En 1888, il s’opposa au plan du gouvernement général de l'Algérie, visant à détruire les mosquées de Djemaâ El-Kebir et Djemaâ Djedid, pour construire des hôtels à leur place. En 1891, quand l'Etat français avait essayé de remplacer les «mahkamate» par des tribunaux présidés par des non-musulmans, il s'est trouvé à l'avant-garde d'une révolte des Algériens à tel point que le Parlement français a dégagé une commission d'enquête présidée par Jules Ferry.
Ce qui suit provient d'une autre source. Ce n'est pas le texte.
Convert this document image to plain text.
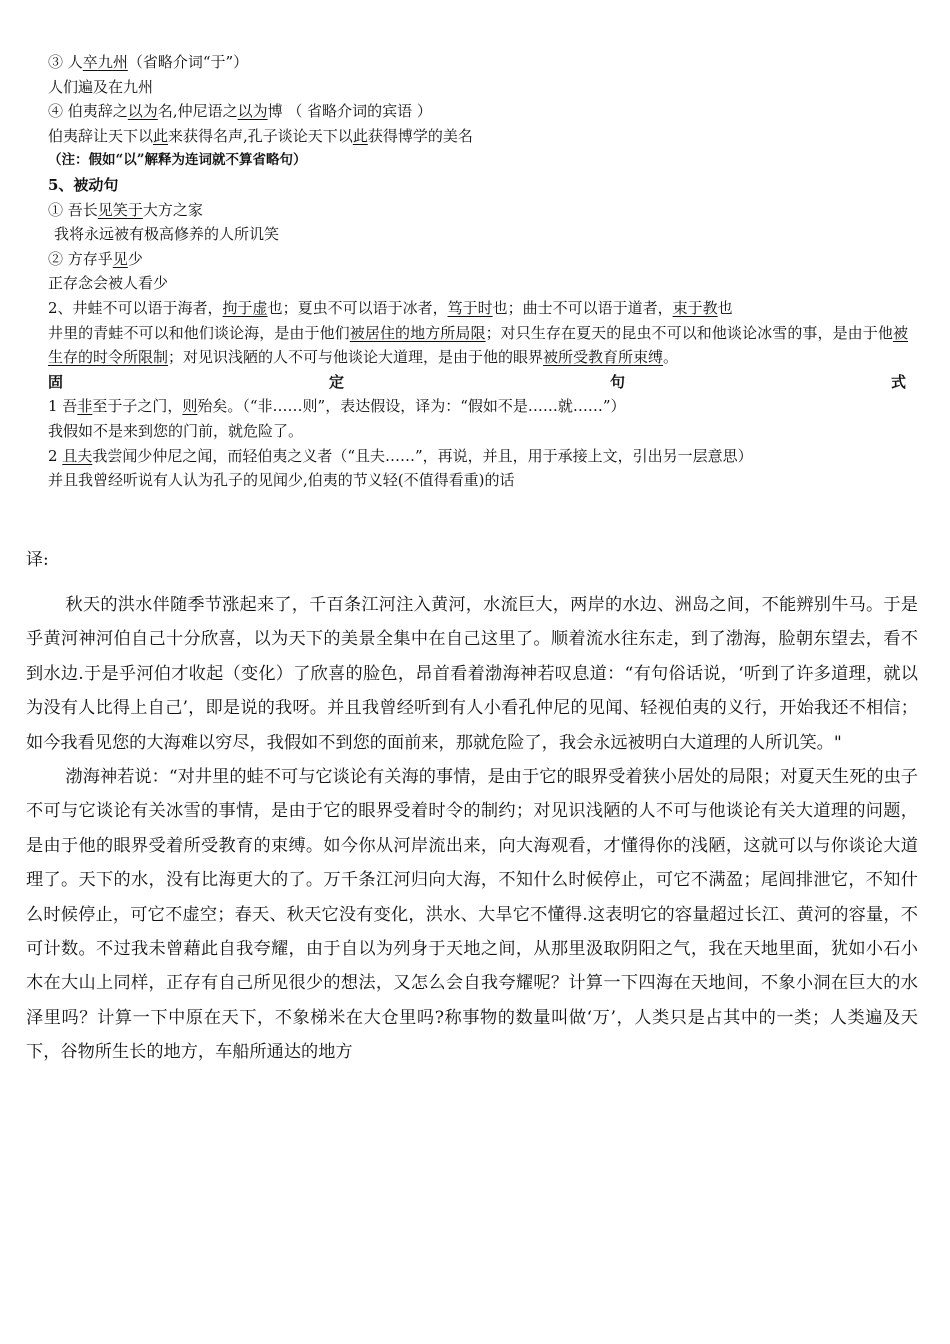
③ 人卒九州（省略介词“于”）
人们遍及在九州
④ 伯夷辞之以为名,仲尼语之以为博 （ 省略介词的宾语 ）
伯夷辞让天下以此来获得名声,孔子谈论天下以此获得博学的美名
（注：假如“以”解释为连词就不算省略句）
5、被动句
① 吾长见笑于大方之家
我将永远被有极高修养的人所讥笑
② 方存乎见少
正存念会被人看少
2、井蛙不可以语于海者，拘于虚也；夏虫不可以语于冰者，笃于时也；曲士不可以语于道者，束于教也
井里的青蛙不可以和他们谈论海，是由于他们被居住的地方所局限；对只生存在夏天的昆虫不可以和他谈论冰雪的事，是由于他被生存的时令所限制；对见识浅陋的人不可与他谈论大道理，是由于他的眼界被所受教育所束缚。
固	定	句	式
1 吾非至于子之门，则殆矣。（“非……则”，表达假设，译为：“假如不是……就……”）
我假如不是来到您的门前，就危险了。
2 且夫我尝闻少仲尼之闻，而轻伯夷之义者（“且夫……”，再说，并且，用于承接上文，引出另一层意思）
并且我曾经听说有人认为孔子的见闻少,伯夷的节义轻(不值得看重)的话
译:

秋天的洪水伴随季节涨起来了，千百条江河注入黄河，水流巨大，两岸的水边、洲岛之间，不能辨别牛马。于是乎黄河神河伯自己十分欣喜，以为天下的美景全集中在自己这里了。顺着流水往东走，到了渤海，脸朝东望去，看不到水边.于是乎河伯才收起（变化）了欣喜的脸色，昂首看着渤海神若叹息道：“有句俗话说，‘听到了许多道理，就以为没有人比得上自己’，即是说的我呀。并且我曾经听到有人小看孔仲尼的见闻、轻视伯夷的义行，开始我还不相信；如今我看见您的大海难以穷尽，我假如不到您的面前来，那就危险了，我会永远被明白大道理的人所讥笑。"

渤海神若说：“对井里的蛙不可与它谈论有关海的事情，是由于它的眼界受着狭小居处的局限；对夏天生死的虫子不可与它谈论有关冰雪的事情，是由于它的眼界受着时令的制约；对见识浅陋的人不可与他谈论有关大道理的问题，是由于他的眼界受着所受教育的束缚。如今你从河岸流出来，向大海观看，才懂得你的浅陋，这就可以与你谈论大道理了。天下的水，没有比海更大的了。万千条江河归向大海，不知什么时候停止，可它不满盈；尾闾排泄它，不知什么时候停止，可它不虚空；春天、秋天它没有变化，洪水、大旱它不懂得.这表明它的容量超过长江、黄河的容量，不可计数。不过我未曾藉此自我夸耀，由于自以为列身于天地之间，从那里汲取阴阳之气，我在天地里面，犹如小石小木在大山上同样，正存有自己所见很少的想法，又怎么会自我夸耀呢？计算一下四海在天地间，不象小洞在巨大的水泽里吗？计算一下中原在天下，不象梯米在大仓里吗?称事物的数量叫做‘万’，人类只是占其中的一类；人类遍及天下，谷物所生长的地方，车船所通达的地方
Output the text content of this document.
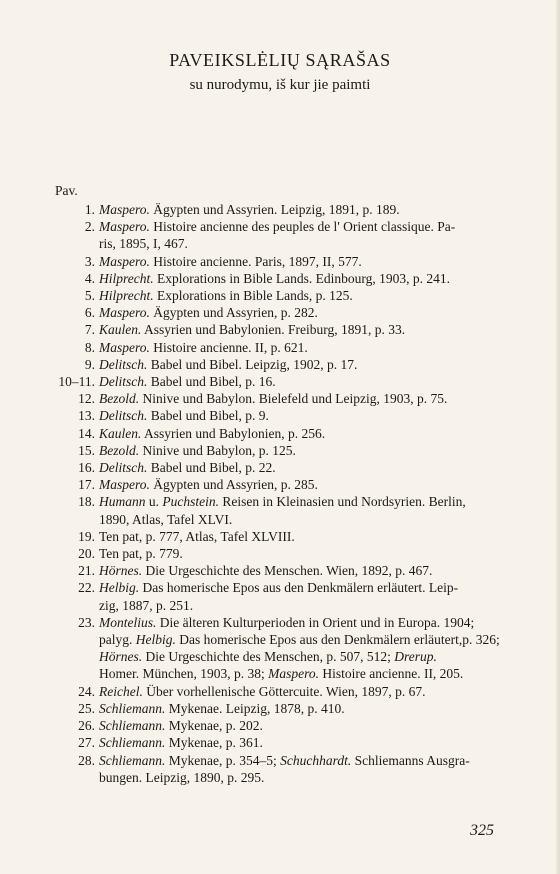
PAVEIKSLĖLIŲ SĄRAŠAS
su nurodymu, iš kur jie paimti
Pav.
1. Maspero. Ägypten und Assyrien. Leipzig, 1891, p. 189.
2. Maspero. Histoire ancienne des peuples de l' Orient classique. Pa-
ris, 1895, I, 467.
3. Maspero. Histoire ancienne. Paris, 1897, II, 577.
4. Hilprecht. Explorations in Bible Lands. Edinbourg, 1903, p. 241.
5. Hilprecht. Explorations in Bible Lands, p. 125.
6. Maspero. Ägypten und Assyrien, p. 282.
7. Kaulen. Assyrien und Babylonien. Freiburg, 1891, p. 33.
8. Maspero. Histoire ancienne. II, p. 621.
9. Delitsch. Babel und Bibel. Leipzig, 1902, p. 17.
10–11. Delitsch. Babel und Bibel, p. 16.
12. Bezold. Ninive und Babylon. Bielefeld und Leipzig, 1903, p. 75.
13. Delitsch. Babel und Bibel, p. 9.
14. Kaulen. Assyrien und Babylonien, p. 256.
15. Bezold. Ninive und Babylon, p. 125.
16. Delitsch. Babel und Bibel, p. 22.
17. Maspero. Ägypten und Assyrien, p. 285.
18. Humann u. Puchstein. Reisen in Kleinasien und Nordsyrien. Berlin,
1890, Atlas, Tafel XLVI.
19. Ten pat, p. 777, Atlas, Tafel XLVIII.
20. Ten pat, p. 779.
21. Hörnes. Die Urgeschichte des Menschen. Wien, 1892, p. 467.
22. Helbig. Das homerische Epos aus den Denkmälern erläutert. Leip-
zig, 1887, p. 251.
23. Montelius. Die älteren Kulturperioden in Orient und in Europa. 1904;
palyg. Helbig. Das homerische Epos aus den Denkmälern erläutert,p. 326;
Hörnes. Die Urgeschichte des Menschen, p. 507, 512; Drerup.
Homer. München, 1903, p. 38; Maspero. Histoire ancienne. II, 205.
24. Reichel. Über vorhellenische Göttercuite. Wien, 1897, p. 67.
25. Schliemann. Mykenae. Leipzig, 1878, p. 410.
26. Schliemann. Mykenae, p. 202.
27. Schliemann. Mykenae, p. 361.
28. Schliemann. Mykenae, p. 354–5; Schuchhardt. Schliemanns Ausgra-
bungen. Leipzig, 1890, p. 295.
325
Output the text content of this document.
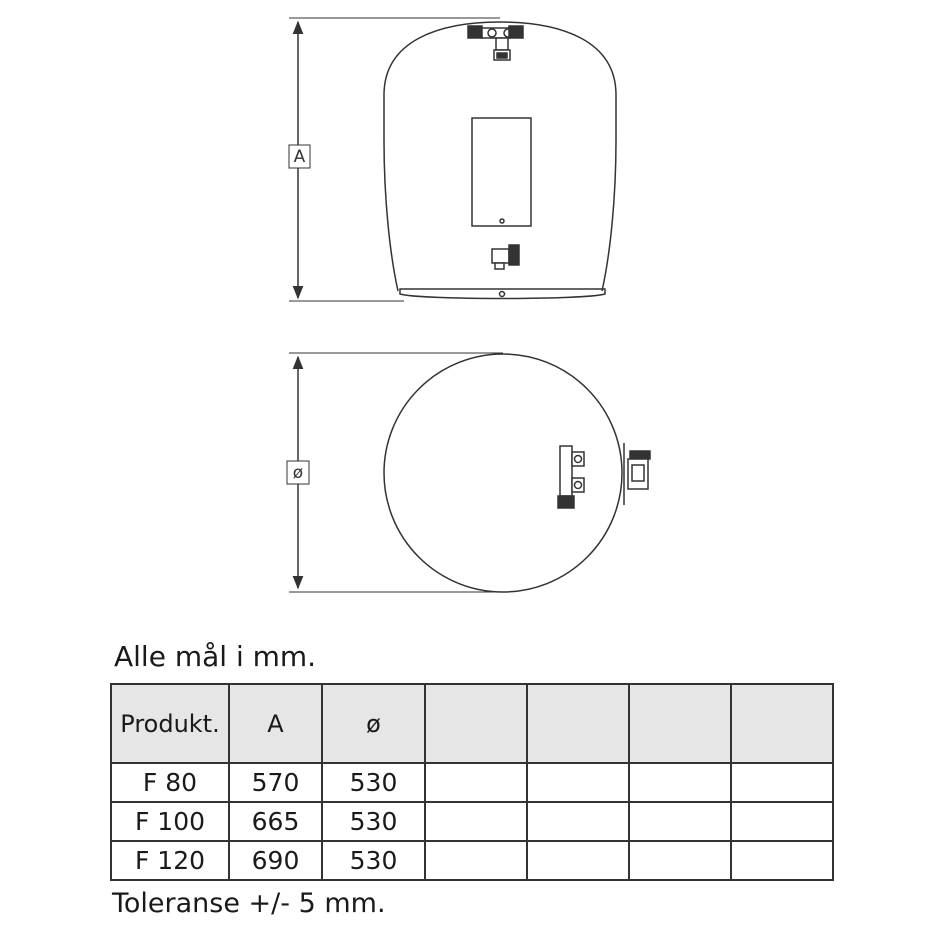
A
ø
Alle mål i mm.
Produkt.	A	ø				
F 80	570	530				
F 100	665	530				
F 120	690	530				
Toleranse +/- 5 mm.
Cheikh Abderrahmane Ben Mohamed El Djilali qui a connu personnellement le Dr Mohamed Seghir Benlarbey a parlé de lui (de la page 456 à la page 465) dans son ouvrage en arabe Tarikh El Djazaïr el aâm (L’histoire générale de l’Algérie) réédité en 1994 par l’Office des publications universitaires. Cheikh Abderrahmane El Djilali a rappelé que le Dr Benlarbey est resté fidèle à l’arabité et à l’islam. «Il s’est dévoué pour son pays l’Algérie. Malgré son âge avancé et ses multiples occupations, il assistait avec nous aux cours de notre cheikh Abdelhalim Bensemaya, à la mosquée Djamaâ El Djedid à Alger». Kamel Bouchama, de son côté, a écrit (à la page 223) dans son livre De Lol à Caesarea à… Cherchell (éditions Mille-Feuilles, 2008) : «Il s’agit de Mohamed Seghir Benlarbey (…), le premier médecin algérien de l’époque coloniale, ami de Victor Hugo, qui s’était investi corps et âme dans la défense des droits inaliénables du peuple algérien, tout en pratiquant admirablement son métier de scientifique et de philanthrope humaniste. Lors de la soutenance de sa thèse de doctorat à l’université Paris-Sorbonne, le 16 juillet 1884, il a interpelé la France coloniale qui se targuait ‘‘d’apporter la lumière dans les Etats barbaresques», mais qui ‘‘confinait les populations indigènes loin du savoir’’.»

L’écrivain et ancien ministre poursuit : «Il a eu ce courage de le dire devant un parterre d’érudits, ce que plusieurs autres responsables ne pouvaient dire usant d’un style digne de grands orateurs et d’un vocabulaire très recherché pour convaincre et marquer sa différence, et rappeler son attachement à ses aïeux et leur apport à la science.» Slimane Benlarbey souhaiterait voir la future université de Ben Aknoun baptisé du nom de Mohamed Seghir Benlarbey.